At this stage, I have no idea what a object space really means as I haven’t
tackled diving deep ino that just yet, all that is important for reading the
file nodes is to know that its a ExtendedGUID from section 2.5.1
A ExtendedGUID is the 16-byte GUID plus a 4-byte unsigned integer called
n.
class ExtendedGuid:
"""The combination of a GUID and an unsigned integer.
See [MS-ONESTORE] Section 2.5.1
"""
def __init__(self, raw_bytes):
self.guid = uuid.UUID(bytes_le=raw_bytes[:16])
# If the GUID is all 0 then n must be 0.
self.n = int.from_bytes(raw_bytes[16:16+4], byteorder='little')
def __repr__(self):
return f"}, n={self.n}"
The representation of the file node structures in Python that I used is defining them each as a data class.
@dataclasses.dataclass
class ObjectSpaceManifestListStartFND:
"""The FileNode structure that specifies the beginning of an object space
manifest list.
See [MS-ONESTORE] Section 2.5.3
"""
FILE_NODE_ID: typing.ClassVar[int] = 0x00C
"""The ID of this type of file node."""
gosid: ExtendedGuid
"""The identity of the object space as specified in the object space
manifest list.
See [MS-ONESTORE] Section 2.1.4 for object space.
"""
`
Next Nodes
The process of the rest file nodes has been:
- Create the dataclass that represents the next node encountered
- Add parsing logic to read the members of the file node
- Repeat
The list of nodes that my sample file encountered so far are:
- DataSignatureGroupDefinitionFND
- GlobalIdTableEndFNDX
- GlobalIdTableEntryFNDX
- GlobalIdTableStart2FND
- ObjectDeclaration2RefCountFND
- ObjectGroupEndFND
- ObjectGroupListReferenceFND
- ObjectGroupStartFND
- ObjectInfoDependencyOverridesFND
- ObjectSpaceManifestListReferenceFND
- ObjectSpaceManifestListStartFND
- ObjectSpaceManifestRootFND
- ReadOnlyObjectDeclaration2RefCountFND
- RevisionManifestEndFND
- RevisionManifestListReferenceFND
- RevisionManifestListStartFND
- RevisionManifestStart6FND
- RootObjectReference3FND
Child file nodes
The other thing to handle was reading the child nodes.

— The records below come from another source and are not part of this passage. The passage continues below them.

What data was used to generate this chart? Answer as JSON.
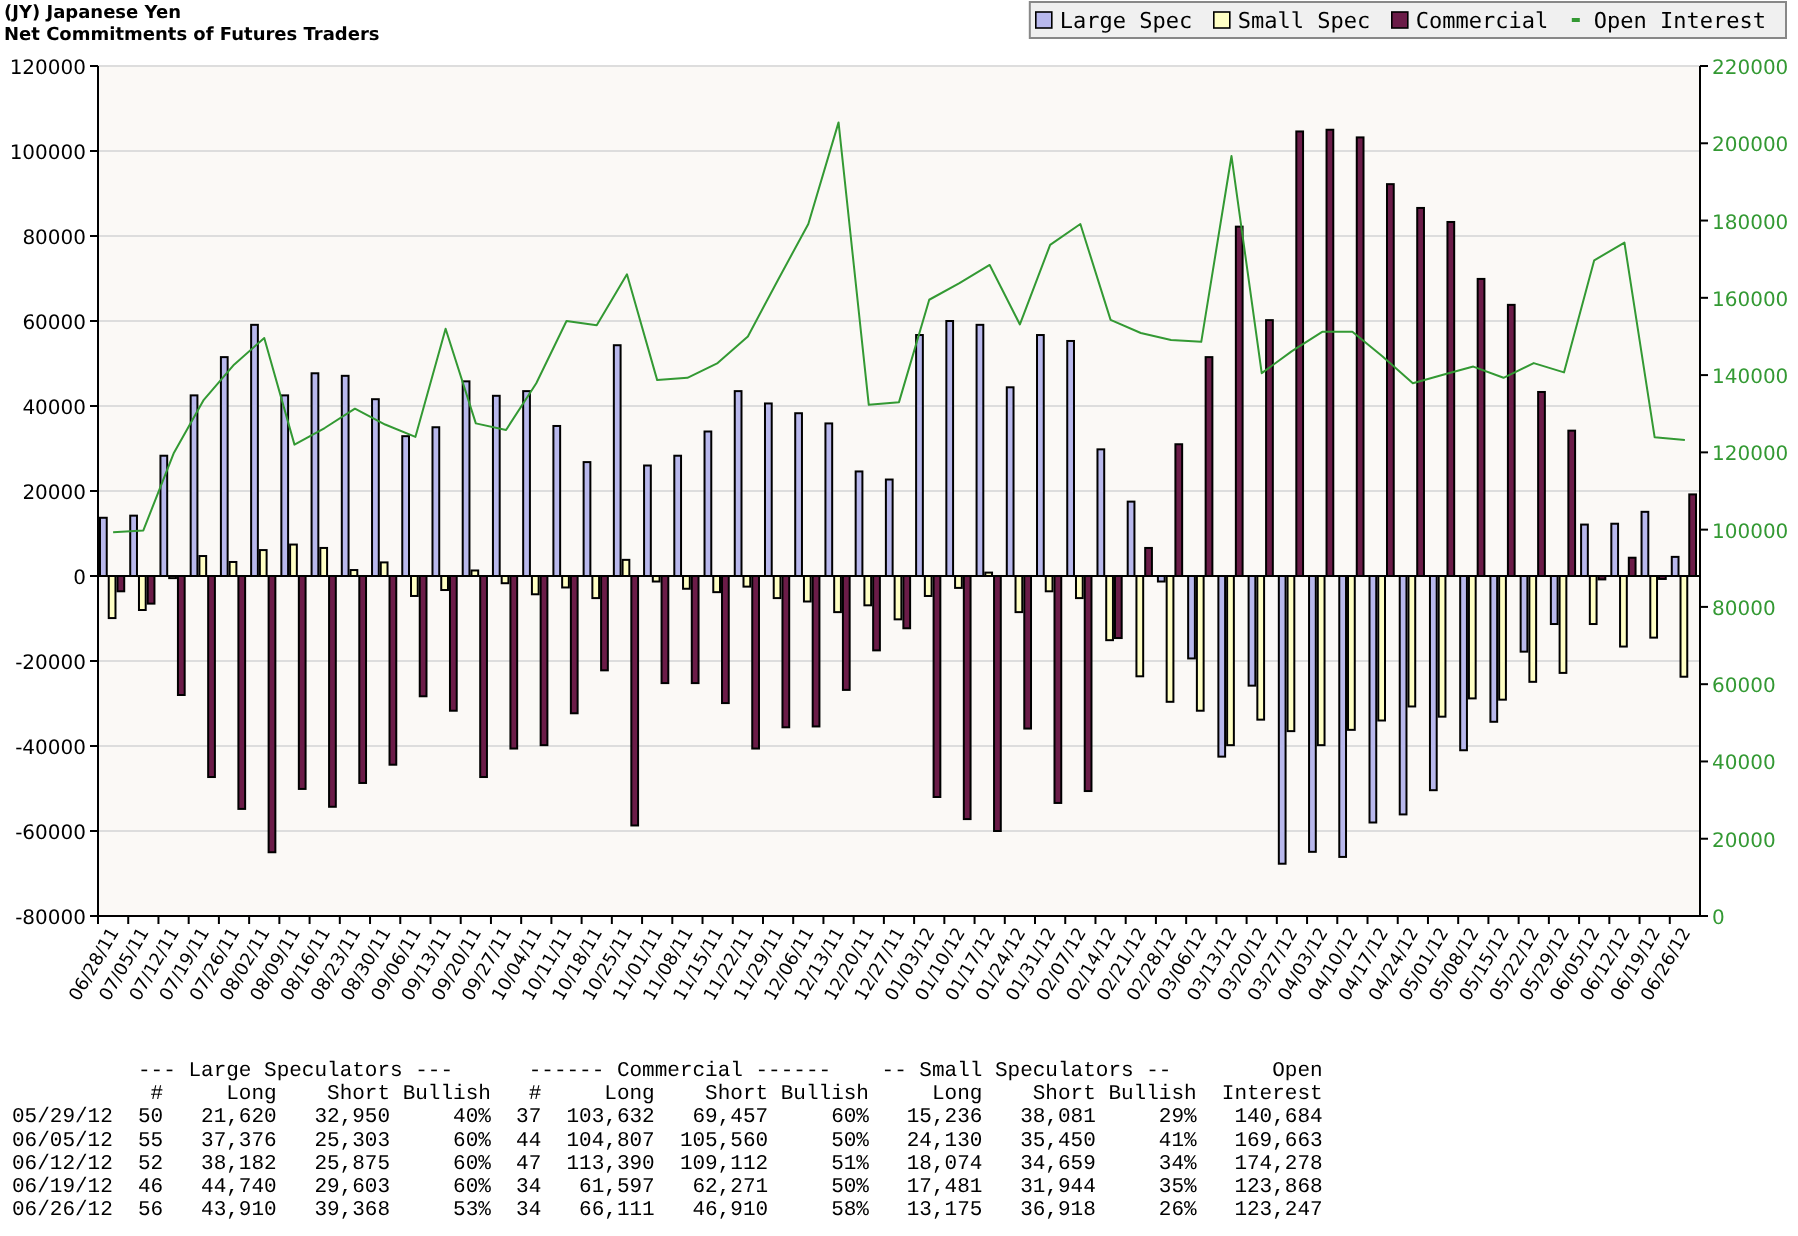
{
  "chart_data": {
    "type": "bar",
    "title": "(JY) Japanese Yen",
    "subtitle": "Net Commitments of Futures Traders",
    "categories": [
      "06/28/11",
      "07/05/11",
      "07/12/11",
      "07/19/11",
      "07/26/11",
      "08/02/11",
      "08/09/11",
      "08/16/11",
      "08/23/11",
      "08/30/11",
      "09/06/11",
      "09/13/11",
      "09/20/11",
      "09/27/11",
      "10/04/11",
      "10/11/11",
      "10/18/11",
      "10/25/11",
      "11/01/11",
      "11/08/11",
      "11/15/11",
      "11/22/11",
      "11/29/11",
      "12/06/11",
      "12/13/11",
      "12/20/11",
      "12/27/11",
      "01/03/12",
      "01/10/12",
      "01/17/12",
      "01/24/12",
      "01/31/12",
      "02/07/12",
      "02/14/12",
      "02/21/12",
      "02/28/12",
      "03/06/12",
      "03/13/12",
      "03/20/12",
      "03/27/12",
      "04/03/12",
      "04/10/12",
      "04/17/12",
      "04/24/12",
      "05/01/12",
      "05/08/12",
      "05/15/12",
      "05/22/12",
      "05/29/12",
      "06/05/12",
      "06/12/12",
      "06/19/12",
      "06/26/12"
    ],
    "series": [
      {
        "name": "Large Spec",
        "color": "#b8b8ec",
        "values": [
          13700,
          14200,
          28300,
          42500,
          51500,
          59100,
          42500,
          47700,
          47100,
          41600,
          32900,
          35000,
          45800,
          42400,
          43500,
          35300,
          26800,
          54300,
          26000,
          28300,
          34000,
          43500,
          40600,
          38300,
          35900,
          24600,
          22700,
          56700,
          60000,
          59100,
          44400,
          56700,
          55300,
          29800,
          17500,
          -1300,
          -19400,
          -42500,
          -25800,
          -67700,
          -64900,
          -66100,
          -58000,
          -56100,
          -50400,
          -41000,
          -34300,
          -17800,
          -11300,
          12100,
          12300,
          15100,
          4500
        ]
      },
      {
        "name": "Small Spec",
        "color": "#ffffc4",
        "values": [
          -9900,
          -8000,
          -500,
          4700,
          3300,
          6100,
          7400,
          6600,
          1400,
          3200,
          -4700,
          -3300,
          1300,
          -1700,
          -4300,
          -2700,
          -5200,
          3800,
          -1300,
          -3000,
          -3800,
          -2500,
          -5200,
          -6000,
          -8500,
          -6900,
          -10200,
          -4700,
          -2800,
          800,
          -8500,
          -3600,
          -5200,
          -15100,
          -23600,
          -29600,
          -31700,
          -39800,
          -33800,
          -36500,
          -39800,
          -36200,
          -34000,
          -30700,
          -33100,
          -28800,
          -29100,
          -24900,
          -22800,
          -11300,
          -16600,
          -14500,
          -23700
        ]
      },
      {
        "name": "Commercial",
        "color": "#6b1c48",
        "values": [
          -3600,
          -6500,
          -28000,
          -47300,
          -54800,
          -65000,
          -50100,
          -54300,
          -48700,
          -44400,
          -28300,
          -31700,
          -47300,
          -40600,
          -39800,
          -32300,
          -22200,
          -58700,
          -25200,
          -25200,
          -29900,
          -40600,
          -35600,
          -35400,
          -26800,
          -17500,
          -12300,
          -52000,
          -57200,
          -60000,
          -35900,
          -53400,
          -50600,
          -14600,
          6600,
          31000,
          51500,
          82200,
          60200,
          104600,
          105000,
          103200,
          92200,
          86600,
          83300,
          69900,
          63800,
          43300,
          34200,
          -800,
          4300,
          -700,
          19200
        ]
      },
      {
        "name": "Open Interest",
        "type": "line",
        "axis": "y2",
        "color": "#339933",
        "values": [
          99300,
          99800,
          119700,
          133600,
          142700,
          149600,
          122000,
          126300,
          131300,
          127200,
          124000,
          152000,
          127500,
          125800,
          137900,
          154000,
          152900,
          166100,
          138700,
          139300,
          143100,
          150000,
          164700,
          179100,
          205400,
          132300,
          133000,
          159500,
          163800,
          168500,
          153100,
          173700,
          179100,
          154300,
          150900,
          149100,
          148600,
          196700,
          140500,
          146200,
          151200,
          151200,
          144800,
          137900,
          140100,
          142200,
          139300,
          143100,
          140700,
          169700,
          174300,
          123900,
          123200
        ]
      }
    ],
    "ylim": [
      -80000,
      120000
    ],
    "yticks": [
      -80000,
      -60000,
      -40000,
      -20000,
      0,
      20000,
      40000,
      60000,
      80000,
      100000,
      120000
    ],
    "y2lim": [
      0,
      220000
    ],
    "y2ticks": [
      0,
      20000,
      40000,
      60000,
      80000,
      100000,
      120000,
      140000,
      160000,
      180000,
      200000,
      220000
    ],
    "grid": "y",
    "legend": "top right",
    "line_style": "solid",
    "marker": "none",
    "annotations": [
      "          --- Large Speculators ---      ------ Commercial ------    -- Small Speculators --        Open",
      "           #     Long    Short Bullish   #     Long    Short Bullish     Long    Short Bullish  Interest",
      "05/29/12  50   21,620   32,950     40%  37  103,632   69,457     60%   15,236   38,081     29%   140,684",
      "06/05/12  55   37,376   25,303     60%  44  104,807  105,560     50%   24,130   35,450     41%   169,663",
      "06/12/12  52   38,182   25,875     60%  47  113,390  109,112     51%   18,074   34,659     34%   174,278",
      "06/19/12  46   44,740   29,603     60%  34   61,597   62,271     50%   17,481   31,944     35%   123,868",
      "06/26/12  56   43,910   39,368     53%  34   66,111   46,910     58%   13,175   36,918     26%   123,247"
    ]
  }
}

If the base type in the FileNodeHeader has a value of 2 it means that the
first thing after the header is a reference to another file node list.
That file node list are the children of the node.
To read that you seek to the offset in the file chunk reference which contains
a FileNodeListFragment and so you start reading them.
It should be mentioned that this had to be implemented before several of the nodes listed above were encountered.
Stopping point
The point that I stopped working on this project on the weekend was when I had
read all the file node up until a FileNodeListFragment was encountered which
pointed to another FileNodeListFragment (i.e. the next fragment was set).
Reflection
The approach taken of waiting to set-up a new FileNode structure when it was
encountered was not a good approach. This is because it meant writing up the new
class to represent the structure, adding the documentation, then writing the
parsing logic for it before continuing on with the next one. It meant a lot
of searching about as well to find the subsection numbers and the file node IDs.
The approach I wish I taken once I had the basics working and the first couple
of FileNode structures handled was to simply go through the entire list of
structures one by one and creating the classes for it. This way the members of
the structures would already be present and documented and the next step would
be to implement the parsing for it.
Update - 2025-06-09
- Handle going to the next file node fragment. -
- Completely read the root file node list (tree).
Next
Next up in the implementation would be would be reading the page names from the sections.